Si les traditions et les légendes le concernant convergent sur de nombreux points, la chronologie a donné lieu à deux versions nettement différentes. Selon la plus ancienne, Martial fait partie des sept missionnaires qui, au temps de la persécution de Dèce autour de 250, auraient été envoyés évangéliser la Gaule par « les évêques de Rome ». Après la guérison du mal des ardents attribuée à son intercession en 994, le prédicateur de Saint-Martial de Limoges, Adémar de Chabannes, rédige une autre légende qui ramène chronologiquement Martial de Limoges à l'âge apostolique. Longtemps défendue par l'Église catholique, cette thèse, mise en cause par des historiens, n'est définitivement abandonnée qu'au début du XXe siècle.
Conservées à l'église Saint-Michel-des-Lions de Limoges, les reliques de saint Martial donnent lieu à d'importantes ostensions septennales.
Premières versions de la légende
Les mentions écrites les plus anciennes relatives à Martial de Limoges datent du début du Moyen Âge. Sidoine Apollinaire, évêque de Clermont au Ve siècle, affirme qu’Augustoritum (ancien Limoges) reçut Martial comme évêque.
Selon Grégoire de Tours, dans son Historia Francorum (Histoire des Francs), Martial de Limoges ferait partie des sept missionnaires qui, au temps de la persécution de Dèce autour de 250, auraient été envoyés en Gaule par « les évêques de Rome » pour évangéliser la Gaule. En réalité, l'Histoire des Francs de Grégoire de Tours amalgame des récits d'origines, de dates et de valeurs différentes, pour raconter l'histoire légendaire de ces sept missionnaires : Martial de Limoges, Gatien de Tours, Trophime d'Arles, Paul de Narbonne, Saturnin de Toulouse, Denis de Paris, Austremoine de Clermont[1]. La fondation des premiers évêchés n'est en effet connue le plus souvent que par des traditions locales tardives et légendaires qui visent à prouver l'antériorité d'un siège par rapport à un autre[2].
Une première vie de Martial, appelée vita antiquior (Vie primitive), est rédigée au VIIIe siècle par un membre du clergé limousin qui développe le récit de Grégoire de Tours[3],[4].
Traces archéologiques
On sait que le premier évêque fut inhumé dans le cimetière situé près de la via Agrippa.

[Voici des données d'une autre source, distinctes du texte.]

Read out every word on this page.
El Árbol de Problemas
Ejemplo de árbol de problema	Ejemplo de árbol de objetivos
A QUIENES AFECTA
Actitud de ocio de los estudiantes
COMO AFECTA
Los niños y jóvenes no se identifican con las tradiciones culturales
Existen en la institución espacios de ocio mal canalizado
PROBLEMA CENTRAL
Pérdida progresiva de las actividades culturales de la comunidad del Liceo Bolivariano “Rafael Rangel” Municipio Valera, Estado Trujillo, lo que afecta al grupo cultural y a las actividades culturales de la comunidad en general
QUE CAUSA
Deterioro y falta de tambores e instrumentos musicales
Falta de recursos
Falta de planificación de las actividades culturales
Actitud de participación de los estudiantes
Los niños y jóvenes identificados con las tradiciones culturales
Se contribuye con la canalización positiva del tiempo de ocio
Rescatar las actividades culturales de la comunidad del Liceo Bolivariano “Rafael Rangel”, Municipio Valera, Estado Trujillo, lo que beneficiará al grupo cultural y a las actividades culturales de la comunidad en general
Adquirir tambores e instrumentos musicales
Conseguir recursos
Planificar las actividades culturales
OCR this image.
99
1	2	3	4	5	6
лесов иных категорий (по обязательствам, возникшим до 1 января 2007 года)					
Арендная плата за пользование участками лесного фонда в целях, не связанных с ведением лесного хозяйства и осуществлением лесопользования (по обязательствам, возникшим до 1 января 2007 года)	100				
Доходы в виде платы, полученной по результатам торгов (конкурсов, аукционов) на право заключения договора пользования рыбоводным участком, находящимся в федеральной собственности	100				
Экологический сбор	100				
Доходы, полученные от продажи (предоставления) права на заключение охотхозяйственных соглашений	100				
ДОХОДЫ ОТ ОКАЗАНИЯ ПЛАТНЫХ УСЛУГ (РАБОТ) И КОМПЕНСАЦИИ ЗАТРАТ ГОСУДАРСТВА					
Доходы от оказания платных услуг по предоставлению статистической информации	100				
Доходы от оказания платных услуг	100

Sur son tombeau fut construite au début du Moyen Âge une abbaye, étape sur la route du pèlerinage de Saint-Jacques-de-Compostelle[5].
Dans les années 1960, des fouilles sont effectuées à Limoges sur l'emplacement de l'ancienne abbaye Saint-Martial, à l'occasion du creusement d'un parking souterrain sous la place de la République. Dans les restes d'une crypte, un tombeau attribué au saint est découvert ainsi qu'une mosaïque du Haut-Empire témoignant de l'importance du personnage inhumé.
Saint Martial apôtre des Gaules
Du « miracle des ardents » à la vie d'Adémar de Chabannes
Lors d'une crise de mal des ardents en 994, les reliques de saint Martial font l'objet d'ostensions auxquelles les contemporains attribuent le reflux de l'épidémie. Quelques années après, au début du XIe siècle, le prédicateur Adémar de Chabannes développe une nouvelle vie de Martial de Limoges, connue sous le nom de vita prolixior (littéralement « vie plus développée »), appelée aussi Vie récente[3].
Cette Vie récente est produite lors des conciles de Limoges de 1029 et 1031, puis de celui de Bourges. Elle obtient une large diffusion et des éditions imprimés paraissent dès le XVIe siècle[6]. Placé au rang des apôtres par Jean XIX (1024-1032), saint Martial draine un courant de pèlerinages fructueux pour l’abbaye Saint-Martial de Limoges et la ville.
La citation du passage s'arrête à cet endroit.